- A Comissão Parlamentar de Inquérito (CPI) das Câmeras vai ouvir presos envolvidos em roubos de veículos no dia 15 de setembro.
- A CPI investiga como empresas de videomonitoramento e seguradoras lucram com a insegurança no estado.
- O presidente da CPI, deputado Alexandre Knoploch, afirmou que os presos convocados receberam resgates de empresas para a recuperação de veículos roubados.
- O relator da CPI, deputado Felipe Poubel, destacou que o crime organizado se beneficia do resgate veicular, que se tornou uma nova fonte de receita para o tráfico.
- A CPI já convocou diversas seguradoras e empresas de proteção veicular para esclarecer suas práticas e sua relação com o aumento da criminalidade.
Durante a audiência da CPI das Câmeras, realizada nesta segunda-feira, deputados estaduais enfatizaram a importância de ouvir presos envolvidos em roubos de veículos. Uma visita a unidades prisionais está agendada para o dia 15 de setembro, conforme anunciado pela Assembleia Legislativa do Rio. A comissão investiga como empresas de videomonitoramento e seguradoras lucram com a insegurança no estado.

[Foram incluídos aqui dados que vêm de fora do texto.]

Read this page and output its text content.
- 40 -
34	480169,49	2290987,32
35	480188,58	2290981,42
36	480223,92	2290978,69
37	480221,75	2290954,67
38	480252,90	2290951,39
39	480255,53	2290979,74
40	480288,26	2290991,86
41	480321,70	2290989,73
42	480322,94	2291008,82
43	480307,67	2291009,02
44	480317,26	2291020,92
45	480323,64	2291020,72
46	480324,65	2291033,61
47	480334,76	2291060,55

O presidente da CPI, deputado Alexandre Knoploch (PL), destacou que os presos convocados para depor receberam resgates de empresas na recuperação de veículos roubados. Knoploch afirmou que não há dúvidas sobre as irregularidades, incluindo sonegação fiscal e a atuação de organizações criminosas. O foco agora é identificar todos os envolvidos para que sejam mencionados no relatório final.
O relator da CPI, deputado Felipe Poubel (PL), acrescentou que o crime organizado tem se beneficiado do resgate veicular. Ele alertou que essas empresas não apenas fomentam o crime, mas também estão envolvidas em atividades de lavagem de dinheiro. Poubel observou que o pagamento de resgates se tornou uma nova fonte de receita para o tráfico, ampliando a atuação criminosa para além do tráfico de drogas.
A CPI já convocou diversas seguradoras e empresas de proteção veicular para prestar esclarecimentos sobre suas práticas. A expectativa é que os depoimentos ajudem a esclarecer a relação entre o aumento da criminalidade e as ações dessas empresas, que, segundo os deputados, têm contribuído para a escalada da insegurança no estado.